John Adams & The Boston Tea Party

Author: Sean Lawler Publish Date: August 21, 2014

Following the Boston Massacre, the momentum behind the patriot movement seemed to falter. Most of the Townshend duties had been repealed, and it was widely publicized that patriot merchants still imported luxury goods from England in spite of the non-importation agreement. But devoted patriots continued to stoke the flames of liberty. Every year public demonstrations were held on the anniversary of the Boston Massacre. But in 1773, the movement against taxation without representation gained new life in the form of the Tea Act.

Passage of the Tea Act

Passed on May 10, 1773, the Tea Act lowered the tax on East India Company tea to a mere threepence per pound. Supporters in Parliament knew that the East India tea would be even cheaper under the Tea Act, cheaper than smuggled Dutch tea, and for that reason they believed the act would meet little if any resistance in the North American colonies. But they were sorely mistaken. Patriot merchants who had enjoyed financial success by smuggling goods into the colonies from other parts of the world were concerned that the act would create a monopoly. Moreover, if Parliament and the East India Company could monopolize the tea trade, then all other goods and services could be subject to taxes and monopolies, all while the colonists had no representation in Parliament.

portrait of samuel adams
Portrait of Samuel Adams, 1772. Museum of Fine Arts, Boston.

The First Tea Ship Arrives

The first ship arrived in Boston Harbor on November 28, 1773, and the Sons of Liberty wasted no time in creating an atmosphere of panic in the town.

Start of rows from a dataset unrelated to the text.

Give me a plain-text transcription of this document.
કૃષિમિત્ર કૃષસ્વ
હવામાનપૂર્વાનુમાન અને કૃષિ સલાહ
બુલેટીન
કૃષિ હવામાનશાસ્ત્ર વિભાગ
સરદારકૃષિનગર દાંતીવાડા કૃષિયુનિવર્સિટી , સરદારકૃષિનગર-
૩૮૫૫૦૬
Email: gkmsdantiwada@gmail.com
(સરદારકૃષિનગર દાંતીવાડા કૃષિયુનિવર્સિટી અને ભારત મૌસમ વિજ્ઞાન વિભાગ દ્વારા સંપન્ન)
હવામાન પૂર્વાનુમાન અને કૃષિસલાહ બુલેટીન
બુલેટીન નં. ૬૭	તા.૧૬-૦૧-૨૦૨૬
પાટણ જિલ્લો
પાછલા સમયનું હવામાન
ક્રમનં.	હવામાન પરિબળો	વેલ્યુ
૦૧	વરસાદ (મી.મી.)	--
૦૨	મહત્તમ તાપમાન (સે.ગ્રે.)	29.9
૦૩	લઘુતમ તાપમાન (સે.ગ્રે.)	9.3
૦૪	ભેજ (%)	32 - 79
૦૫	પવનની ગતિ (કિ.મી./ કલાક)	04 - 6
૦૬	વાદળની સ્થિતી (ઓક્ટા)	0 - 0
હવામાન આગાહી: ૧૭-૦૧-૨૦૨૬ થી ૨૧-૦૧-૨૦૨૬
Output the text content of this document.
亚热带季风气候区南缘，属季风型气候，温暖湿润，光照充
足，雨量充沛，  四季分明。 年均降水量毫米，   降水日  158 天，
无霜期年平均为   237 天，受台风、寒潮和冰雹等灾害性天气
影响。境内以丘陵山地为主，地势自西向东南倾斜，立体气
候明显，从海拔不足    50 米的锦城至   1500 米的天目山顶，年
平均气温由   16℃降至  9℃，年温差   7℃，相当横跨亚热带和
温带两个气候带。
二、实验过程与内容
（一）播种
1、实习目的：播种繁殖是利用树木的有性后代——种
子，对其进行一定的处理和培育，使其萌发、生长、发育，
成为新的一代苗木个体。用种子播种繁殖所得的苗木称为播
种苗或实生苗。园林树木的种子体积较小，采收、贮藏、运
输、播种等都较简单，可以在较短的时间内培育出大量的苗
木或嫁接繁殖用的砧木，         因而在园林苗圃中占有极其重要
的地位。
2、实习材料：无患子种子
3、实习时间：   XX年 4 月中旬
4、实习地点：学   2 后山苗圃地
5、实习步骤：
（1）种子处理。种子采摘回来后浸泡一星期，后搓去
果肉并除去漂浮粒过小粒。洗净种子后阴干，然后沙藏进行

Holding several meetings in the following weeks, patriots resolved that the tea should not be unloaded, for if it was the taxes would be paid. Instead, they insisted that the tea should be sent back on the same ships to England from whence they came. Francis Rotch, the ship owner of the Dartmouth and Beaver was thrown into the middle of the conflict when Samuel Adams and the Boston Committee of Correspondence ordered him to seek a pass first from Richard Harrison, and then on December 16, from the Royal Governor himself. Through it all, John Adams as ever the impartial attorney offered Rotch legal counsel.

Adams Reacts to the Boston Tea Party

But John Adams was not in town the night of December 16, 1773, when patriots took decisive action and destroyed the tea by dumping it into Boston Harbor. When he returned the very next morning, he was shocked that the Sons of Liberty undertook such a foolhardy course, but was nonetheless pleasantly surprised. “There is a Dignity, a Majesty, a Sublimity, in this the last Effort of the Patriots, that I greatly admire” John Adams recorded in his diary. “I can’t but consider it as an Epocha in History.” Eerily prescient of events to come, John Adams questioned how the British Parliament would respond to such a maneuver. After all, the drowning of the East India tea in saltwater was an “Attack upon Property.” “What measures will the ministry take in consequence of this?” Adams wondered. “Will they punish us? How? By quartering troops upon us?—by annulling our Charter? By laying on more duties? By restraining our Trade?” As time would tell, the British Parliament was intent on reprimanding their intractable colonies in the same way as John Adams predicted.